Только один раз согласие было нарушено, и Аннушка вполне сознательно позволила себе быть строптивою. И именно вот по какому случаю. В припадке проказливости, тетеньке Марье Порфирьевне вдруг вздумалось выдать Анку-каракатицу (в то время обе, и барышня и раба, были еще молоды) замуж. Серьезно ли в ней гнездилось это намерение, или она только шутки шутила, во всяком случае, Аннушка испугалась. Да и было отчего: в женихи ей выбрали самого рослого детину из всей уголковской вотчины. Аннушка бросилась к тетеньке Ольге Порфирьевне, но последней сестрицына мысль показалась настолько забавною, что она и сама не отказалась принять участие в затеянном сватовстве. Недели две-три сряду томили веселые сестрицы несчастную каракатицу и наконец объявили, что через день быть девичнику. И вот, ввиду неминучей беды, Аннушка решилась ослушаться. Украдучись, ушла она ночью из Уголка, почти без отдыха отмахала сорок верст и на другой день к обеду была уж в Малиновце. Разумеется, отец (он был еще холостой) принял ее под свое покровительство, написал тетенькам грозное письмо, и затея не состоялась. Но невольно спрашиваешь себя: что сталось бы, если бы и на отца нашел такой же смешливый час, как и на тетеньку Ольгу Порфирьевну?
Но возвращаюсь к миросозерцанию Аннушки. Я не назову ее сознательной пропагандисткой, но поучать она любила. Во время всякой еды в девичьей немолчно гудел ее голос, как будто она вознаграждала себя за то мертвое молчание, на которое была осуждена в боковушке. У матушки всегда раскипалось сердце, когда до слуха ее долетало это гудение, так что, даже не различая явственно Аннушкиных речей, она уж угадывала их смысл.

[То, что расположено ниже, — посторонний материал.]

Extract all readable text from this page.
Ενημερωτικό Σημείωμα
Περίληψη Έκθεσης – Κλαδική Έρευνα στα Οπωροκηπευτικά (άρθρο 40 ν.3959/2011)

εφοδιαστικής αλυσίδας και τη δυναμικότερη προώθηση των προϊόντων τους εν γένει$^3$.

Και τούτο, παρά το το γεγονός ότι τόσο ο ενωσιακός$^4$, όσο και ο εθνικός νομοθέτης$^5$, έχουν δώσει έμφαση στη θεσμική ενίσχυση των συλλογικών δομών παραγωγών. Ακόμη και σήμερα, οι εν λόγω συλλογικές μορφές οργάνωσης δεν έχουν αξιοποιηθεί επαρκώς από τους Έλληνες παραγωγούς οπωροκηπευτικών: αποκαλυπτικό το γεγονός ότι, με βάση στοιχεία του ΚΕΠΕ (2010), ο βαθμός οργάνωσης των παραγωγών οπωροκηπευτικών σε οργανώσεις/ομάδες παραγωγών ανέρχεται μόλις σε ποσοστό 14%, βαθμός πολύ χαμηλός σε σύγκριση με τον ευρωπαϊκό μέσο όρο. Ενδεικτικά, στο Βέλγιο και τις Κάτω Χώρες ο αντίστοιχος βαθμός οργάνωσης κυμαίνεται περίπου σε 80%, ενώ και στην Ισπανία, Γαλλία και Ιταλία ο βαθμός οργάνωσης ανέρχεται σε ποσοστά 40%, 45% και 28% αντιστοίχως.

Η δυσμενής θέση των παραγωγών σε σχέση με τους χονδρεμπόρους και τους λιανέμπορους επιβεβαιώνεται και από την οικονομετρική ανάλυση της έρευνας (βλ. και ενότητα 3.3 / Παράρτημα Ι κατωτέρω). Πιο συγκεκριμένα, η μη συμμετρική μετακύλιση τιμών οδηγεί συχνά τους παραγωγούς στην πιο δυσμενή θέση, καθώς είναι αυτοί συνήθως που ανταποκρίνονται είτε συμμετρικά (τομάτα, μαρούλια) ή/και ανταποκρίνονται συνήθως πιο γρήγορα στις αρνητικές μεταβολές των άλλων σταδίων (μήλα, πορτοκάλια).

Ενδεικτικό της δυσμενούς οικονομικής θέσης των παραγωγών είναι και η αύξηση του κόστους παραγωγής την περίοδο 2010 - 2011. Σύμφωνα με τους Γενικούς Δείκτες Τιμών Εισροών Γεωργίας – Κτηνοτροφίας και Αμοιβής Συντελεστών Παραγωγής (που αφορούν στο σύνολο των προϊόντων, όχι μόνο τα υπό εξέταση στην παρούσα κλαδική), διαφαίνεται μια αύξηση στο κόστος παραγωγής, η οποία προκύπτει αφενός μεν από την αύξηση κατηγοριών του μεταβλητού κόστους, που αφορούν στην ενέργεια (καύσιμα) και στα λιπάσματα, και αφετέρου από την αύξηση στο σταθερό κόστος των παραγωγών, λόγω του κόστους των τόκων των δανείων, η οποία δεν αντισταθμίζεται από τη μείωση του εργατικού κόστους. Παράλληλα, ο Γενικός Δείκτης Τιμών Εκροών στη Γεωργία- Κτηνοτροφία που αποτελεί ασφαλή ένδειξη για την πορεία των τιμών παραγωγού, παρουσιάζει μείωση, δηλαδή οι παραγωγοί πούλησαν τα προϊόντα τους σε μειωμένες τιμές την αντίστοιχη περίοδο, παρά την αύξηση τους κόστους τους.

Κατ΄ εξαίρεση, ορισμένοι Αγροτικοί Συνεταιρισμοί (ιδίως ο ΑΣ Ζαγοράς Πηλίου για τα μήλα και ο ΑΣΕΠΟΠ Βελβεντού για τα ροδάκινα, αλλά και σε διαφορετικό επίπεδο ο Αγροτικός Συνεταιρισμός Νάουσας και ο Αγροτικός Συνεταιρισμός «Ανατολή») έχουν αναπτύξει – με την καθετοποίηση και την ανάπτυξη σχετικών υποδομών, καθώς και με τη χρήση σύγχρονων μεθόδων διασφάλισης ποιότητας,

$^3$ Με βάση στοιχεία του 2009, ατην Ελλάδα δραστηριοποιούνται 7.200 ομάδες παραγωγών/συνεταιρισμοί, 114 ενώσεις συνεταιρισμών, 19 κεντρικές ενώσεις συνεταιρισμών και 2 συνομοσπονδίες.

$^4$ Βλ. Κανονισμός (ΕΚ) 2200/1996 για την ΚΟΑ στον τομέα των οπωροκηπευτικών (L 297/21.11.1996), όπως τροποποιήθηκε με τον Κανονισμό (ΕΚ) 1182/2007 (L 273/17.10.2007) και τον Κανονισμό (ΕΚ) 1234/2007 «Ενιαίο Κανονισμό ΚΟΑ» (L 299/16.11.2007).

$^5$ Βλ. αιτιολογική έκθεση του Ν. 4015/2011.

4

Речи эти были в высшей степени однообразны и по существу и по форме. Преследуя исключительно одну и ту же мысль, они давным-давно исчерпали все ее содержание, но имели за собой то преимущество, что обращались к такой среде, которая никогда не могла достаточно насытиться ими. «Повинуйтесь! повинуйтесь! повинуйтесь! причастницами света небесного будете!» — твердила она беспрестанно и приводила примеры из Евангелия и житий святых (как на грех, она церковные книги читать могла). А так как и без того в основе установившихся порядков лежало безусловное повиновение, во имя которого только и разрешалось дышать, то всем становилось как будто легче при напоминании, что удручающие вериги рабства не были действием фаталистического озорства, но представляли собой временное испытание, в конце которого обещалось воссияние в присносущем небесном свете.